2006 Camphor Gu Shu Pu-erh Tea – Aged Shou Pu-erh from Ancient Trees


Meta Description

Discover the smooth taste of 2006 Camphor Gu Shu Pu-erh Tea, an aged shou pu-erh from 300-year-old trees in Yunnan. With camphor aroma, earthy balance, and full-bodied richness, this vintage pu-erh is perfect for collectors and tea lovers.


Product Description

The 2006 Camphor Gu Shu Pu-erh Tea is a premium aged shou (cooked) pu-erh made from large-leaf varieties of ancient tea trees over 300 years old in Xishuangbanna, Yunnan. Carefully aged since 2006, this vintage pu-erh delivers a distinct camphor wood aroma, balanced by smooth earthy notes and a medium-to-full-bodied character.

This 2006 Camphor Gu Shu Pu-erh offers warming energy and reveals its best expression between the third and sixth infusions.
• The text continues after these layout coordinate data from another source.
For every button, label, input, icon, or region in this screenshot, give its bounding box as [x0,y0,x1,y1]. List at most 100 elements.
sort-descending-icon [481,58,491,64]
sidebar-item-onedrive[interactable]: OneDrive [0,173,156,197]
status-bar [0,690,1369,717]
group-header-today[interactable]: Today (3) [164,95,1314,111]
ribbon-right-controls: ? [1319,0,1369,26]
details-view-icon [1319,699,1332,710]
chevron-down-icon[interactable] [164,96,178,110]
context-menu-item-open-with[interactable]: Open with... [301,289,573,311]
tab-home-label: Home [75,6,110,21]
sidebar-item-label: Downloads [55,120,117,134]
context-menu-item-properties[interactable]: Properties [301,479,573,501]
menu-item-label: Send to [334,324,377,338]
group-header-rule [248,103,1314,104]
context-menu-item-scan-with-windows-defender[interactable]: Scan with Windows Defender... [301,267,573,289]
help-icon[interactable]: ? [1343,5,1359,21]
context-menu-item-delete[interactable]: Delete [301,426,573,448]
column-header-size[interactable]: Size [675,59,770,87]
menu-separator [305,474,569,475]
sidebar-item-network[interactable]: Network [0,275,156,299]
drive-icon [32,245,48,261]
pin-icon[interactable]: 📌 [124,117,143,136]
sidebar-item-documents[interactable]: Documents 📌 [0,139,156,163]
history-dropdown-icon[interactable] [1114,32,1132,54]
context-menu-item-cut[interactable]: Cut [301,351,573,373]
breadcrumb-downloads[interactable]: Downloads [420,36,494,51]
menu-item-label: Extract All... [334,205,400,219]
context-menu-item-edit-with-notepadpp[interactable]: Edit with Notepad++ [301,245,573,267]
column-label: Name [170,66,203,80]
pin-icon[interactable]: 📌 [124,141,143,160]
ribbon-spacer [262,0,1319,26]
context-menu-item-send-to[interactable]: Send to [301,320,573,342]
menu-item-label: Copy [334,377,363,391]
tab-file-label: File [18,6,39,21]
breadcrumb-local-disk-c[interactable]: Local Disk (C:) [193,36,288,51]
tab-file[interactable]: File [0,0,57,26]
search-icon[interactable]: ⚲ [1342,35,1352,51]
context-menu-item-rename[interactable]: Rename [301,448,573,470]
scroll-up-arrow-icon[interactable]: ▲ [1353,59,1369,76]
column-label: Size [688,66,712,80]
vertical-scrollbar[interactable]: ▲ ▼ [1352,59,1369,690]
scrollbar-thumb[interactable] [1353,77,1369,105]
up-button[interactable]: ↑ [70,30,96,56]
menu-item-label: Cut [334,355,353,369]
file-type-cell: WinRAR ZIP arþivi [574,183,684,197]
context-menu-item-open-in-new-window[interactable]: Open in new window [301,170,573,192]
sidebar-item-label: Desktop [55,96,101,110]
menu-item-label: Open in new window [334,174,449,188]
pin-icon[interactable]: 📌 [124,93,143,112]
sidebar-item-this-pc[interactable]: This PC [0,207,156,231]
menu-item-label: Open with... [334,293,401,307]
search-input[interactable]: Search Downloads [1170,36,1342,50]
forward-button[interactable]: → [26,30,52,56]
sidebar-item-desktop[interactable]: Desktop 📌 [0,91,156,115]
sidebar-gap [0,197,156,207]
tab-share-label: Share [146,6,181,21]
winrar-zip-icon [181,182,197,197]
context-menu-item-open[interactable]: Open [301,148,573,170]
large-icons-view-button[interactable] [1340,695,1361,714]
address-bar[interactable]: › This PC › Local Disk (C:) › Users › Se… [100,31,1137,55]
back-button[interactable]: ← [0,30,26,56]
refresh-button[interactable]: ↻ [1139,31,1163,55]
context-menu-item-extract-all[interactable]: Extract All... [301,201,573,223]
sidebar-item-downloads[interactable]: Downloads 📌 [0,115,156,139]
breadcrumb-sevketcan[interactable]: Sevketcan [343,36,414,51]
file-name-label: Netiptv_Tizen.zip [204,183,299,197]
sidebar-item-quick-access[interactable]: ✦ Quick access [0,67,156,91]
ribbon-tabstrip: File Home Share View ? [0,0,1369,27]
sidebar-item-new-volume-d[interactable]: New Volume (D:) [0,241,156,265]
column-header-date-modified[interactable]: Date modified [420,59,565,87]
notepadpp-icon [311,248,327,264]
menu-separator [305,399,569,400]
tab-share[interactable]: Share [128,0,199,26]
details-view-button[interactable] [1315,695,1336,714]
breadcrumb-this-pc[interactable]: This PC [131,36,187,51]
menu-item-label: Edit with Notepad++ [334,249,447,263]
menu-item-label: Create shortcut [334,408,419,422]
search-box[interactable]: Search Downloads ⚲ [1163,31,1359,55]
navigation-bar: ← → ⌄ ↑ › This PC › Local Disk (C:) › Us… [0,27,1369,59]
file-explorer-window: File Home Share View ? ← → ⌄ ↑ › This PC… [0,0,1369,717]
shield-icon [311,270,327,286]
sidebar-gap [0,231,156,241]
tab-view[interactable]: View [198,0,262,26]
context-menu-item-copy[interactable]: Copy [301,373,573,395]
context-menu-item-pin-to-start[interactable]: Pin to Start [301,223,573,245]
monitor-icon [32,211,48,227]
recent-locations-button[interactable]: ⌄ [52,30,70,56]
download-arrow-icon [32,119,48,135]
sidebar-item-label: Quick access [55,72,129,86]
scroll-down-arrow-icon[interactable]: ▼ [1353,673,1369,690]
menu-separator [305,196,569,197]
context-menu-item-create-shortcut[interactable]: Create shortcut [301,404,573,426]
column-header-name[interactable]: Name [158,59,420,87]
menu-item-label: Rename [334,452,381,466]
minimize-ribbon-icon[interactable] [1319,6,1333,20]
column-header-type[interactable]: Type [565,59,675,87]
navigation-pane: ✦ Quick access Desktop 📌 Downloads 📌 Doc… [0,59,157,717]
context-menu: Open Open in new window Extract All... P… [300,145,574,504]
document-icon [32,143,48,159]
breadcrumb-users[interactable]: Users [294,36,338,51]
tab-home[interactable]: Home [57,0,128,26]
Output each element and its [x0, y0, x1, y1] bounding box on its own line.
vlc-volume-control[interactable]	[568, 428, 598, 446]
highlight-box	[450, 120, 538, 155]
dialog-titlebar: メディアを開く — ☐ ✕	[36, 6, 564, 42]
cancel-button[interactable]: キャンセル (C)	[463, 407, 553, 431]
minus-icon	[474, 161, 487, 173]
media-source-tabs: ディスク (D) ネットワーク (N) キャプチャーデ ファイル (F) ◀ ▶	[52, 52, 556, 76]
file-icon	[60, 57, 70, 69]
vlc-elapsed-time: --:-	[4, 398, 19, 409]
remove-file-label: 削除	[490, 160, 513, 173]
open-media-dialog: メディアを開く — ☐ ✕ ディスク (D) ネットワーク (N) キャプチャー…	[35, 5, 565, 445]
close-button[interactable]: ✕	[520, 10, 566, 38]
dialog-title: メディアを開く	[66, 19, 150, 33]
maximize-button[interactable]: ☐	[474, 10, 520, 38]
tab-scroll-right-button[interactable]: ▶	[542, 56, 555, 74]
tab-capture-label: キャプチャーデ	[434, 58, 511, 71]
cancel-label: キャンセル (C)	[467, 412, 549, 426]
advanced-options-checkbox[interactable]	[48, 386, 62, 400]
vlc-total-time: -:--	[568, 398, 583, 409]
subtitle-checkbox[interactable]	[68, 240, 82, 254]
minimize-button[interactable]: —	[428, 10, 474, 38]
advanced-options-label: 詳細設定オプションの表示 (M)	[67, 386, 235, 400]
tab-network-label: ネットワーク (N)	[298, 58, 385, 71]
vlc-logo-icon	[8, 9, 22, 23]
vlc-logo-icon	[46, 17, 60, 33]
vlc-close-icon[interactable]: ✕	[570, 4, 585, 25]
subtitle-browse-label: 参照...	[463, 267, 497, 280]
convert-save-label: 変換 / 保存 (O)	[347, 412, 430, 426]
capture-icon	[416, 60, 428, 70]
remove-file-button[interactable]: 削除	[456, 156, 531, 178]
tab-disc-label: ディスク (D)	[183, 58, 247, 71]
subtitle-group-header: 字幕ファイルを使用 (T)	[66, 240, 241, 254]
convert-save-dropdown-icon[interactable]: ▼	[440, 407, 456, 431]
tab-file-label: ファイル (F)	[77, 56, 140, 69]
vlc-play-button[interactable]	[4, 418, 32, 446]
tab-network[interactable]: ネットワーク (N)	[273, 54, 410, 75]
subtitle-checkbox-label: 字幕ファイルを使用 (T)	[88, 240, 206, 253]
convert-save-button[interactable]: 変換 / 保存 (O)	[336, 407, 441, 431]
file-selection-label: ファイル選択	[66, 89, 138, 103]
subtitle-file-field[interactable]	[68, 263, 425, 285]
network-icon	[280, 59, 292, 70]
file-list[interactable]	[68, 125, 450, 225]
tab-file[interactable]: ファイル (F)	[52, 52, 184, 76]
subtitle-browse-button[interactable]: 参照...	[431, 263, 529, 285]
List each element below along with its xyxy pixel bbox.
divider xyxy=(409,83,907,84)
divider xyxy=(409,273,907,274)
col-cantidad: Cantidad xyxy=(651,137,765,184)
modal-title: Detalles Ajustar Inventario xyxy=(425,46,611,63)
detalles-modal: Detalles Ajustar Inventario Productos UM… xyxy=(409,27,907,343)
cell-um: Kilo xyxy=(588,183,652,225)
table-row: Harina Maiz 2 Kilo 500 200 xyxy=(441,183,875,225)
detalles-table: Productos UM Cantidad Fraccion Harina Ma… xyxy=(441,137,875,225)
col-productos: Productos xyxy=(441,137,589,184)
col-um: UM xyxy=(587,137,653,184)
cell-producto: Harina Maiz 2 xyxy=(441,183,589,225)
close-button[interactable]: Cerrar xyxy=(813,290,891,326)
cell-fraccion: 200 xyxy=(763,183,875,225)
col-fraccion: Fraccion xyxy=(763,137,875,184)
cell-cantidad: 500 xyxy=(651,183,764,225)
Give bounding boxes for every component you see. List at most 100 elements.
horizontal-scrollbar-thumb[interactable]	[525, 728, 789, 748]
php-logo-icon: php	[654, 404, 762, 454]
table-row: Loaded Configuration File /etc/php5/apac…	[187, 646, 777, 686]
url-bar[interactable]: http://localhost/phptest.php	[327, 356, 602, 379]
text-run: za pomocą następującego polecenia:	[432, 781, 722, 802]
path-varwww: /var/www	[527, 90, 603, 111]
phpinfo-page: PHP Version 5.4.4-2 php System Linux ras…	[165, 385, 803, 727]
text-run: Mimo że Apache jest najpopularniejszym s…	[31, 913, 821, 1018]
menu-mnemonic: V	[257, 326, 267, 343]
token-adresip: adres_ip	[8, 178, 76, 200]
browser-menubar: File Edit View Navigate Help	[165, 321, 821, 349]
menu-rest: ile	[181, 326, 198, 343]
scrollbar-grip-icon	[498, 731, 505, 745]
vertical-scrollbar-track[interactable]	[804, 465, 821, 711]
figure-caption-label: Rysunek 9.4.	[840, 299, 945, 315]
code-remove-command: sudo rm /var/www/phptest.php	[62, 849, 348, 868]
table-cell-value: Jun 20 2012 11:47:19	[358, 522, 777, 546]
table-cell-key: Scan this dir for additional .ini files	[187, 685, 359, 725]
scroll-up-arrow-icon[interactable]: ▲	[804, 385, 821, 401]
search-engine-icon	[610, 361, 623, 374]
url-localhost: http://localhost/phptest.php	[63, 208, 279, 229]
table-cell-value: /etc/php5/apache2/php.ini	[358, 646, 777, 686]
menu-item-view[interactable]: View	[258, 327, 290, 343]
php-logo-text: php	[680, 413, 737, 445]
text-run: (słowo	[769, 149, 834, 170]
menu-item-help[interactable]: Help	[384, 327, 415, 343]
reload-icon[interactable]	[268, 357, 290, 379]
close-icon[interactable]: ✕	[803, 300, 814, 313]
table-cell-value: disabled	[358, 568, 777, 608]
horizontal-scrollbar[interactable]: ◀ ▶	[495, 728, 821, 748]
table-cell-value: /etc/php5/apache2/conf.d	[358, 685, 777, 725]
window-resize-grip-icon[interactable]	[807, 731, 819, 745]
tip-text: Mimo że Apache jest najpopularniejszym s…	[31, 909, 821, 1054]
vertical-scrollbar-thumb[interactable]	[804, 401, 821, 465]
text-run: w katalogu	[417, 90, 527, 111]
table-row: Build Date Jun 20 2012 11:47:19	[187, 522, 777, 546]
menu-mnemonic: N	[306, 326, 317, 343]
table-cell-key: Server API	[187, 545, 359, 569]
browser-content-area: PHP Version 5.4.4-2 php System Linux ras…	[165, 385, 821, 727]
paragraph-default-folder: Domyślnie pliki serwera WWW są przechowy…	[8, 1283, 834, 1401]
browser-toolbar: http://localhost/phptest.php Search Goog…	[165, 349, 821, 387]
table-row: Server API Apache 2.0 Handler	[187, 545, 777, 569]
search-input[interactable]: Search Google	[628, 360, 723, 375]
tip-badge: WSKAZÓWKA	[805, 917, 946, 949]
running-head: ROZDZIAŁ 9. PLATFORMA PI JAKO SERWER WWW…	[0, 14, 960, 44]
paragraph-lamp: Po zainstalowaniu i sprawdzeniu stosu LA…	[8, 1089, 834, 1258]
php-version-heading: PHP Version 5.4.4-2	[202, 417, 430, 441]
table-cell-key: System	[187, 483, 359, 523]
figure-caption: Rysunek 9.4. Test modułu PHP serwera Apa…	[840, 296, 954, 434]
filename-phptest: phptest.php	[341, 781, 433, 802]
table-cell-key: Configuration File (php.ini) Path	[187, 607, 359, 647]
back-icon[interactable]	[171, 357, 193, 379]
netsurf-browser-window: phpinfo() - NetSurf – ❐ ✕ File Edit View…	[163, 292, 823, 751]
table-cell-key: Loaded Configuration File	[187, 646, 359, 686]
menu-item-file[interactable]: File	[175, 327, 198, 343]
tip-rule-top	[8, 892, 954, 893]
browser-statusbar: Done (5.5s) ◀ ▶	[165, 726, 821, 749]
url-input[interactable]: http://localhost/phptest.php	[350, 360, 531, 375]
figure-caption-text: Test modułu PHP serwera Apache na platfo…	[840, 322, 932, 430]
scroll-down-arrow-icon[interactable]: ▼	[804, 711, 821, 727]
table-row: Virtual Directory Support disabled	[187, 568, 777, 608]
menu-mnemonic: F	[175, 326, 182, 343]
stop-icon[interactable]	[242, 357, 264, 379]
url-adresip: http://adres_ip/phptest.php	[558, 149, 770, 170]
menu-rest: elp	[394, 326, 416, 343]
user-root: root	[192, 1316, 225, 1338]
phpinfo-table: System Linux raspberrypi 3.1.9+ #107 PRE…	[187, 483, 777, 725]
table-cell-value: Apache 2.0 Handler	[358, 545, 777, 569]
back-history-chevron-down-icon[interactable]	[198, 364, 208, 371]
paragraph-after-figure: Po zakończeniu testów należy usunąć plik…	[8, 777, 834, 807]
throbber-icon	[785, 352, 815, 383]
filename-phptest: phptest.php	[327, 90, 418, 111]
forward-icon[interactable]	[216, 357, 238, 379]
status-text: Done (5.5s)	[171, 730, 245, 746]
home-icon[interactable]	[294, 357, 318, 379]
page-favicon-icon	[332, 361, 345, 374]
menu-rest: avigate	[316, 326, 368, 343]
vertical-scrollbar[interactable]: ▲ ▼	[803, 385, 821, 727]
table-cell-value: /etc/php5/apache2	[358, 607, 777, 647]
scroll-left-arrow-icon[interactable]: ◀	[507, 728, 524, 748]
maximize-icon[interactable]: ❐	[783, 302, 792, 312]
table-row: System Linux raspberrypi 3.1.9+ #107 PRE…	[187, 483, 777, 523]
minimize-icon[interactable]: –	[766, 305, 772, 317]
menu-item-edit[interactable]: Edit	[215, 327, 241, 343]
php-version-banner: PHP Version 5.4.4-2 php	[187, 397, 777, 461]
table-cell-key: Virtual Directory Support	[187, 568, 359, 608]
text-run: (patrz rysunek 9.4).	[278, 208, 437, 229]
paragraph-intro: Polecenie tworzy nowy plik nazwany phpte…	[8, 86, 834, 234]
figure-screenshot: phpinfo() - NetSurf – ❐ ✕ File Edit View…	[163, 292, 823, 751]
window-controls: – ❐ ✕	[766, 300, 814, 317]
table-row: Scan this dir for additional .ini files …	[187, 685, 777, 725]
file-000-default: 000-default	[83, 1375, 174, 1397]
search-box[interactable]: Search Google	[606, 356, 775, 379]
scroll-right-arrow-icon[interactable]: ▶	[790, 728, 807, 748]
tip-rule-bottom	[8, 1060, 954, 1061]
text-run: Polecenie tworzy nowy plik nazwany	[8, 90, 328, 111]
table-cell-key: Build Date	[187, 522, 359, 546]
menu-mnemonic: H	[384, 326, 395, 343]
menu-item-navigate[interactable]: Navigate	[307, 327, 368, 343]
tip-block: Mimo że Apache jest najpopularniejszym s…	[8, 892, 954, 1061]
Complex and layered, it is both a collector’s treasure and a satisfying daily tea for pu-erh enthusiasts.


Health Benefits of 2006 Camphor Gu Shu Pu-erh Tea

  • Supports digestion and gut health with natural probiotics

  • Promotes circulation and helps maintain cholesterol balance

  • Provides a gentle energy boost with moderate caffeine

  • Traditionally valued for detoxifying and warming properties


Tea Details – 2006 Shou Pu-erh from Yunnan

  • Type: Cooked/Shou Pu-erh (Ripe)

  • Vintage: 2006

  • Leaf Source: Ancient large-leaf tea trees (~300 years old)

  • Origin: Xishuangbanna, Yunnan, China

  • Antioxidant Level: High

  • Caffeine Content: Moderate


Brewing Guide for Camphor Gu Shu Pu-erh Tea

  • Western Style: 1 tbsp | 250ml | 100°C | 90 sec | 3–4 infusions

  • Gongfu Style: 5g | 125ml | 95°C | 20 sec | 7–8 infusions
    💡 Tip: Rinse leaves once with hot water before brewing to awaken the aroma.